What’s a Psychometrician?
When I first learned that we had a psychometrician on our team, I pictured someone who spent their day at a workbench full of phrenology skulls, calipers, and bubbling beakers—maybe even with an adorable Muppet assistant named Beaker.
Meep! I was intrigued.
I caught up with Barbara Rowan, SweetRush’s resident psychometrician, to learn what a day in her life is really like. (Spoiler: It’s absolutely riveting—and caliper-free!)
TV: Help me out—what does a psychometrician actually do? Do you have an elevator speech you give at parties?
BR: Sure! A psychometrician is someone who’s an expert in assessment and measurement. We write tests, but we do so much more! We can also look at existing tests to make sure they’re reliable and valid—or that each item measures what we say it’s measuring.
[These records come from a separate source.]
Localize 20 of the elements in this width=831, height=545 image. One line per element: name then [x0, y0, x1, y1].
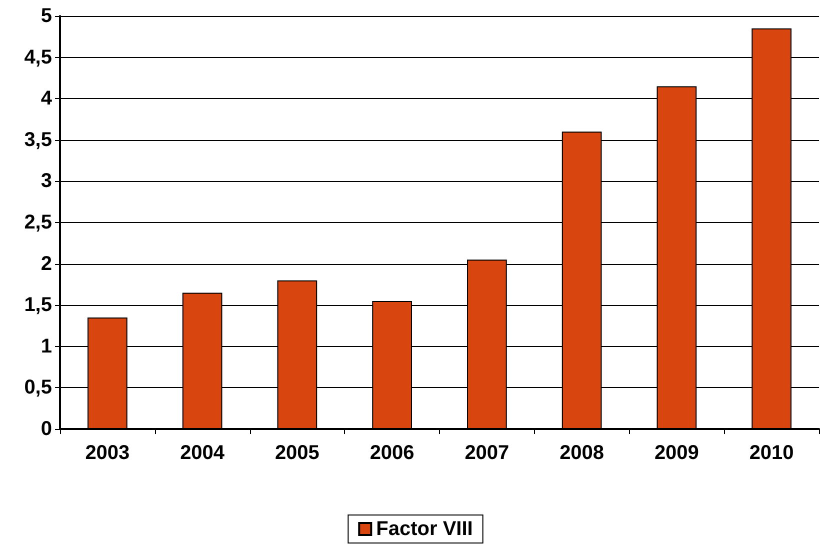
x-tick-label: 2006 — [370, 442, 414, 464]
x-tick-label: 2008 — [560, 442, 604, 464]
y-tick-label: 3,5 — [24, 128, 52, 151]
y-tick-label: 4,5 — [24, 46, 52, 68]
y-tick-label: 1 — [40, 335, 52, 358]
y-tick-label: 2,5 — [24, 212, 52, 234]
y-tick-label: 2 — [40, 252, 52, 275]
x-tick-label: 2003 — [85, 442, 130, 464]
y-tick-label: 0,5 — [24, 376, 52, 399]
x-tick-label: 2010 — [749, 442, 794, 464]
x-tick-label: 2009 — [654, 442, 699, 464]
legend-label: Factor VIII — [376, 518, 473, 540]
x-tick-label: 2007 — [464, 442, 510, 464]
y-tick-label: 1,5 — [24, 294, 52, 316]
y-tick-label: 3 — [40, 170, 52, 192]
y-tick-label: 0 — [40, 418, 52, 440]
x-tick-label: 2005 — [274, 442, 320, 464]
y-tick-label: 5 — [40, 5, 52, 27]
x-tick-label: 2004 — [180, 442, 226, 464]
y-tick-label: 4 — [40, 88, 53, 110]
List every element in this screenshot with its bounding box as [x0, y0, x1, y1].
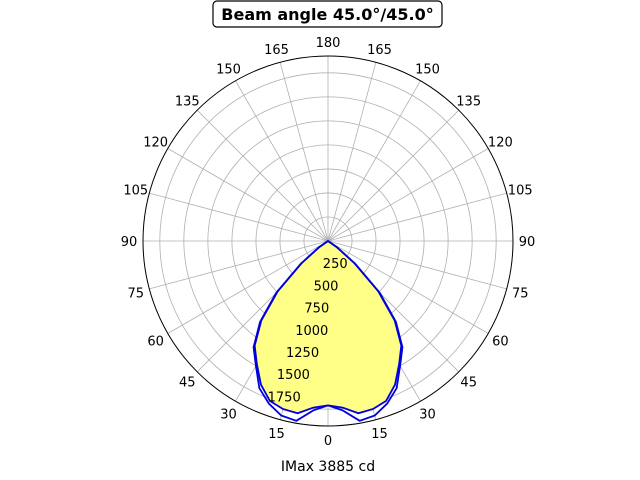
- angle-tick-label: 105: [123, 184, 148, 199]
- angular-grid-line: [327, 62, 377, 242]
- radial-tick-label: 250: [323, 257, 348, 272]
- angle-tick-label: 120: [143, 136, 168, 151]
- angle-tick-label: 150: [216, 63, 241, 78]
- angular-grid-line: [196, 109, 329, 242]
- angle-tick-label: 45: [460, 376, 477, 391]
- angular-grid-line: [327, 240, 507, 290]
- angle-tick-label: 75: [128, 287, 145, 302]
- radial-tick-label: 750: [304, 302, 329, 317]
- chart-title: Beam angle 45.0°/45.0°: [221, 5, 433, 24]
- angle-tick-label: 90: [519, 235, 536, 250]
- angular-grid-line: [149, 192, 329, 242]
- angular-grid-line: [327, 80, 421, 242]
- title-frame: [212, 0, 443, 28]
- angle-tick-label: 60: [147, 335, 164, 350]
- angular-grid-line: [167, 148, 329, 242]
- angle-tick-label: 90: [121, 235, 138, 250]
- angular-grid-line: [167, 240, 329, 334]
- radial-tick-label: 1000: [295, 324, 328, 339]
- angular-grid-line: [149, 240, 329, 290]
- angle-tick-label: 15: [371, 427, 388, 442]
- angle-tick-label: 120: [488, 136, 513, 151]
- x-axis-label: IMax 3885 cd: [281, 459, 375, 475]
- angular-grid-line: [327, 192, 507, 242]
- radial-tick-label: 1750: [268, 390, 301, 405]
- angle-tick-label: 165: [367, 43, 392, 58]
- angle-tick-label: 135: [175, 94, 200, 109]
- plot-area: 0 15 30 45 60 75 90 105 120 135 150 165 180 165 150 135…: [121, 36, 536, 449]
- angle-tick-label: 105: [508, 184, 533, 199]
- angle-tick-label: 15: [268, 427, 285, 442]
- angle-tick-label: 0: [324, 434, 332, 449]
- angle-tick-label: 30: [220, 407, 237, 422]
- angle-tick-label: 30: [419, 407, 436, 422]
- angle-tick-label: 135: [456, 94, 481, 109]
- angular-grid-line: [279, 62, 329, 242]
- angle-tick-label: 45: [179, 376, 196, 391]
- chart-title-box: Beam angle 45.0°/45.0°: [212, 0, 443, 28]
- angle-tick-label: 75: [512, 287, 529, 302]
- intensity-fill: [254, 241, 402, 414]
- angular-grid-line: [327, 240, 489, 334]
- angular-grid-line: [327, 109, 460, 242]
- angle-tick-label: 150: [415, 63, 440, 78]
- angle-tick-label: 60: [492, 335, 509, 350]
- angle-tick-label: 180: [316, 36, 341, 51]
- polar-frame: [142, 55, 514, 427]
- radial-tick-label: 1500: [277, 368, 310, 383]
- radial-tick-label: 500: [314, 279, 339, 294]
- angular-grid-line: [327, 148, 489, 242]
- angle-tick-label: 165: [264, 43, 289, 58]
- intensity-curve-2: [253, 240, 403, 415]
- angular-grid-line: [235, 80, 329, 242]
- radial-tick-label: 1250: [286, 346, 319, 361]
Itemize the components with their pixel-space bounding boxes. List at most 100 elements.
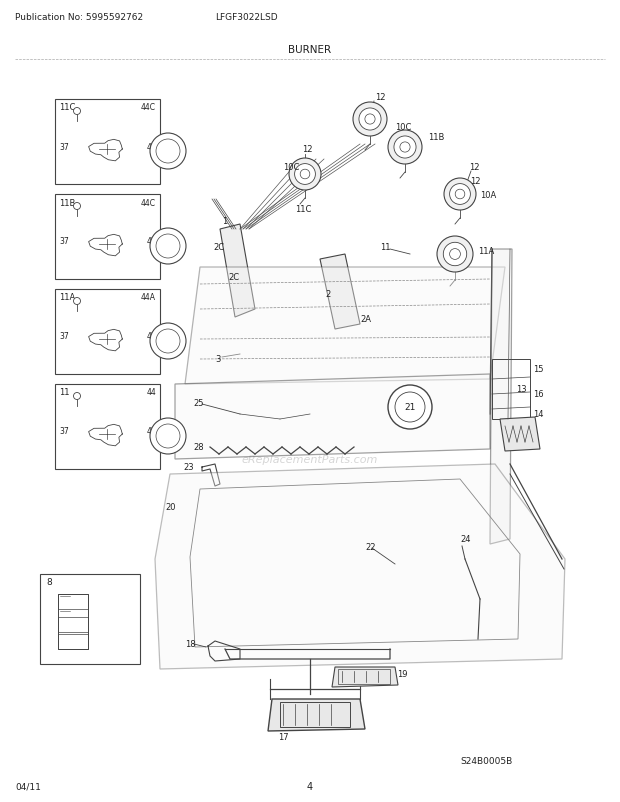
Text: 12: 12 [302, 145, 312, 154]
Text: 12: 12 [470, 177, 480, 186]
Text: 44: 44 [146, 388, 156, 397]
Text: 47: 47 [146, 237, 156, 246]
Circle shape [450, 184, 471, 205]
Text: 1: 1 [222, 217, 228, 226]
Circle shape [394, 137, 416, 159]
Circle shape [359, 109, 381, 131]
Text: 15: 15 [533, 365, 544, 374]
Text: 44A: 44A [141, 294, 156, 302]
Bar [58, 618, 88, 632]
Bar [58, 634, 88, 649]
Text: 11: 11 [380, 243, 391, 252]
Text: 14: 14 [533, 410, 544, 419]
Bar [338, 669, 390, 684]
Circle shape [74, 298, 81, 305]
Text: 19: 19 [397, 670, 407, 678]
Text: 11A: 11A [59, 294, 75, 302]
Bar [55, 195, 160, 280]
Text: 25: 25 [193, 399, 203, 408]
Circle shape [74, 108, 81, 115]
Text: 21: 21 [404, 403, 415, 412]
Circle shape [156, 235, 180, 259]
Text: 17: 17 [278, 732, 289, 742]
Text: 2C: 2C [228, 273, 239, 282]
Bar [492, 359, 530, 419]
Polygon shape [500, 418, 540, 452]
Text: S24B0005B: S24B0005B [460, 756, 512, 766]
Bar [58, 594, 88, 649]
Circle shape [150, 229, 186, 265]
Text: 8: 8 [46, 577, 51, 587]
Polygon shape [185, 268, 505, 384]
Circle shape [150, 134, 186, 170]
Text: 13: 13 [516, 385, 526, 394]
Polygon shape [332, 667, 398, 687]
Bar [55, 290, 160, 375]
Text: 11C: 11C [59, 103, 76, 112]
Circle shape [150, 419, 186, 455]
Circle shape [74, 203, 81, 210]
Circle shape [289, 159, 321, 191]
Circle shape [437, 237, 473, 273]
Circle shape [74, 393, 81, 400]
Text: 4: 4 [307, 781, 313, 791]
Bar [40, 574, 140, 664]
Text: 44C: 44C [141, 198, 156, 207]
Text: 47: 47 [146, 332, 156, 341]
Circle shape [353, 103, 387, 137]
Circle shape [150, 323, 186, 359]
Text: 12: 12 [375, 92, 386, 101]
Text: 16: 16 [533, 390, 544, 399]
Circle shape [395, 392, 425, 423]
Circle shape [400, 143, 410, 153]
Polygon shape [220, 225, 255, 318]
Text: 11C: 11C [295, 205, 311, 214]
Text: 20: 20 [165, 503, 175, 512]
Text: 28: 28 [193, 443, 203, 452]
Circle shape [156, 140, 180, 164]
Text: 10C: 10C [283, 164, 299, 172]
Bar [55, 384, 160, 469]
Text: 10A: 10A [480, 190, 496, 199]
Text: 18: 18 [185, 640, 196, 649]
Text: 11B: 11B [59, 198, 76, 207]
Polygon shape [320, 255, 360, 330]
Circle shape [388, 386, 432, 429]
Text: 37: 37 [59, 237, 69, 246]
Text: 11B: 11B [428, 133, 445, 142]
Circle shape [156, 424, 180, 448]
Circle shape [444, 179, 476, 211]
Circle shape [455, 190, 465, 200]
Polygon shape [175, 375, 490, 460]
Polygon shape [155, 464, 565, 669]
Text: 37: 37 [59, 142, 69, 152]
Circle shape [300, 170, 310, 180]
Text: 37: 37 [59, 332, 69, 341]
Circle shape [443, 243, 467, 266]
Circle shape [365, 115, 375, 125]
Text: 24: 24 [460, 535, 471, 544]
Polygon shape [268, 699, 365, 731]
Text: LFGF3022LSD: LFGF3022LSD [215, 14, 278, 22]
Text: BURNER: BURNER [288, 45, 332, 55]
Text: 04/11: 04/11 [15, 781, 41, 791]
Text: Publication No: 5995592762: Publication No: 5995592762 [15, 14, 143, 22]
Text: 47: 47 [146, 142, 156, 152]
Text: 23: 23 [183, 463, 193, 472]
Bar [55, 100, 160, 184]
Circle shape [388, 131, 422, 164]
Text: 2: 2 [325, 290, 330, 299]
Circle shape [294, 164, 316, 185]
Text: 10C: 10C [395, 123, 412, 132]
Text: 37: 37 [59, 427, 69, 436]
Polygon shape [490, 249, 512, 545]
Text: eReplacementParts.com: eReplacementParts.com [242, 455, 378, 464]
Text: 2C: 2C [213, 243, 224, 252]
Circle shape [450, 249, 461, 260]
Circle shape [156, 330, 180, 354]
Text: 22: 22 [365, 543, 376, 552]
Text: 3: 3 [215, 355, 220, 364]
Text: 11A: 11A [478, 247, 494, 256]
Text: 44C: 44C [141, 103, 156, 112]
Text: 11: 11 [59, 388, 69, 397]
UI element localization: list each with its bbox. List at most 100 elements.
We also review existing tests. It’s all about analyzing data that help us pinpoint exactly how well a test is functioning. For example, if your learners say your test questions are too hard, I can find which—if any—are too hard. Ideally, a test should have a balance of hard, easy, and average items. I can also tell you if your learners aren’t studying or, on the other hand, if your items are too easy.
TV: I think I recognize the terms reliable and valid from my Statistics 101 days—do I have that right?
BR: Reliability and validity are some of the first concepts we learn in statistics, but psychometrics takes them to a whole new depth.
Let’s start with validity. Put simply, validity means that your assessment measures what it’s supposed to measure and you’re not accidentally measuring other skills and knowledge instead.
TV: Can you share a bit about why that matters?
BR: In short, moral and legal accountability. Assessments decide where—and whether—we’re admitted to schools or offered a job.
For example, a class-action lawsuit was brought against The Educational Testing Service by test takers who had received incorrect scores on an assessment some states used in teacher licensing decisions. They ended up paying $11.1 million to the plaintiffs.
There have also been cases against high schools by learners who failed the exit exams required to graduate. These learners claim the test is not reliable or valid (We’ll talk more about reliability shortly!), which isn’t acceptable for such a high-stakes test.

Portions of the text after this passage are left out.